Turner facilitated an all-day Saturday “advance strategic planning session” in May with Sabathani board members and key staffers. That session produced three key areas of focus: improving organizational capacity, which includes hiring a program director to oversee the day-to-day operations; developing “creative fundraising” efforts due to tough economic times all over to achieve financial stability; and improving or creating relationships with community organizations, churches, schools and businesses.
“It was a real productive day,” recalls Turner. “A lot of emotion and a lot of discussion went on concerning where the organization is at now, where it was 10 years ago, and where we need to go in the future.”
“I think [Turner] has some big ideas on how he wants Sabathani to be serving the community in the future,” says Council Member Glidden. “Right now he has been focusing on getting the ship in order, doing things that will make Sabathani more competitive for getting foundation money and other grant funds to make it successful.”
“Clyde’s energy and enthusiasm has brought new life to Sabathani,” says Board Chair Shana Zaiser.
Sabathani is “a campus…a wraparound ‘one-stop shopping’ social services building” that currently houses 40 agencies and other offices, along with the center’s own programs: family resources, a health resource center, youth programming, and a senior center, explains Turner. According to him, it serves a diverse multicultural population, including Blacks (41 percent) and Latinos (39 percent) as well as Hmong residents.
“I really think that Sabathani is unlike any other organization in the Twin Cities,” Turner says. “It’s so unique, and in some ways very powerful. We need to find a way to emphasize our brand so that it would stick out.”
“We’ve been doing good work all along,” states Zaiser, “but I think our services have been a well-kept secret. We need to step up and be a leader in the community. We don’t want to be a secret anymore.”
Bringing Hennepin County on board “would be a very positive development for the Southside community,” continues Turner, who has over 34 years of experience in human services both at the public and private levels.

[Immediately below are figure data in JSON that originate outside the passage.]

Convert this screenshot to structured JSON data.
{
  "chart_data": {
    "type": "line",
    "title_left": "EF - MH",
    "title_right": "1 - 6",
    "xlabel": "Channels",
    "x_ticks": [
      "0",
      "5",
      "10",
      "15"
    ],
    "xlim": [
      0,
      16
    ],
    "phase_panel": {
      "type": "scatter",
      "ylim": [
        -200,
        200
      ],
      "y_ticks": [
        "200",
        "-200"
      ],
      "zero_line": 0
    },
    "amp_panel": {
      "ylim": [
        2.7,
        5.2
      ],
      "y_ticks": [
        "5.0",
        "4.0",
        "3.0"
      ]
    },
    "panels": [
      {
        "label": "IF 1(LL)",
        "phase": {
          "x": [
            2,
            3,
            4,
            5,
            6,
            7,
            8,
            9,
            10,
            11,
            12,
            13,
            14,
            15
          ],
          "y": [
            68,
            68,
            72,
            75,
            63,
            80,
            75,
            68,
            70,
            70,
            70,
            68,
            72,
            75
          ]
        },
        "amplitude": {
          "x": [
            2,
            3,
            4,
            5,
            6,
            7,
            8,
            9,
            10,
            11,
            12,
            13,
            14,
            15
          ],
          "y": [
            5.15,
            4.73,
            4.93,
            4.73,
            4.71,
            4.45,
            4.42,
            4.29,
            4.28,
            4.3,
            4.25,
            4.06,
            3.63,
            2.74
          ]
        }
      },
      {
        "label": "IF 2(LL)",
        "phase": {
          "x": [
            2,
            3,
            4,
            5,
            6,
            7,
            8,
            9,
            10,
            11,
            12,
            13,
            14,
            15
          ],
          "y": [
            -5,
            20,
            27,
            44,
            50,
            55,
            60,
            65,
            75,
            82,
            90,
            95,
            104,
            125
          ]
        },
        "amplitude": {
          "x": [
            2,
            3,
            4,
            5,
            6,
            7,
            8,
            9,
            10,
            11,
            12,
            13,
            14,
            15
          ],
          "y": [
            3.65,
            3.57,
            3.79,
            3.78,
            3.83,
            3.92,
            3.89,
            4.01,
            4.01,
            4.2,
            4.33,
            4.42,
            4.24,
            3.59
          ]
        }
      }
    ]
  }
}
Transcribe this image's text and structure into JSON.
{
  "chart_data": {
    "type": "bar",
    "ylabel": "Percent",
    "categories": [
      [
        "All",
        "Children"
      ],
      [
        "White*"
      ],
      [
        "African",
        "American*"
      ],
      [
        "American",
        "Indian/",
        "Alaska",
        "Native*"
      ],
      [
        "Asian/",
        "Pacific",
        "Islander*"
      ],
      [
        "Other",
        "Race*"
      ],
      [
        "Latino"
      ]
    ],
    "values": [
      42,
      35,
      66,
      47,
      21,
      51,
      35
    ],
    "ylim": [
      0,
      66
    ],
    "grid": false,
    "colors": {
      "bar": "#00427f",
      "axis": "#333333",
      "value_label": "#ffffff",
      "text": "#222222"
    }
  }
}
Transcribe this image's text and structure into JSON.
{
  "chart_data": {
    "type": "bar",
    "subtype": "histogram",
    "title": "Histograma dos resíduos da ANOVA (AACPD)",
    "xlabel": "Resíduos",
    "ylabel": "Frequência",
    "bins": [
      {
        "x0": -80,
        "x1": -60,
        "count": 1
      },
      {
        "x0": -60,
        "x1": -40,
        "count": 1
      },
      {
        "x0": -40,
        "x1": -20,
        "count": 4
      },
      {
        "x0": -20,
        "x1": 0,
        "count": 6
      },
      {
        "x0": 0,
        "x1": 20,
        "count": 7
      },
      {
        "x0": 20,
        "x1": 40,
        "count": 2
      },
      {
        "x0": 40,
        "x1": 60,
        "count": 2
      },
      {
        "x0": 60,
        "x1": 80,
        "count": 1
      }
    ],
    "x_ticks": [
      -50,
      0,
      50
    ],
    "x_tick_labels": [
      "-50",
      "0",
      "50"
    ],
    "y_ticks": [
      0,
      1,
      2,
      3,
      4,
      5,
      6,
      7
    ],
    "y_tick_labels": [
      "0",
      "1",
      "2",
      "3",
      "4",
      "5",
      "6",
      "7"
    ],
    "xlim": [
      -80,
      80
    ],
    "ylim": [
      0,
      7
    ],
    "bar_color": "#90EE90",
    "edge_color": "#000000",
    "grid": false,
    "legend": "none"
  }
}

The executive director also believes that as early as next year, Sabathani must decide “if we are going to reconfigure or renovate this [100-year-old] building, or tear it down and build a new building, which would mean a capital campaign, and millions of dollars would need to be raised in order to do that.”
Turner says he’s been told that if Hennepin County moves into the building, they will spend at least $1.8 million on capital improvements. “By the first of the year, we will make a decision as to whether we upgrade it in such a way that it will be a beautiful building, or tear it down and build a new one,” he surmises.
Turner has provided a “clear vision on where Sabathani is going to go,” Rep. Hayden points out. “I am so excited for Sabathani’s future with Clyde at the helm.”
“I plan on being around for a while,” concludes Turner. “Bottom line — it’s about serving the community.”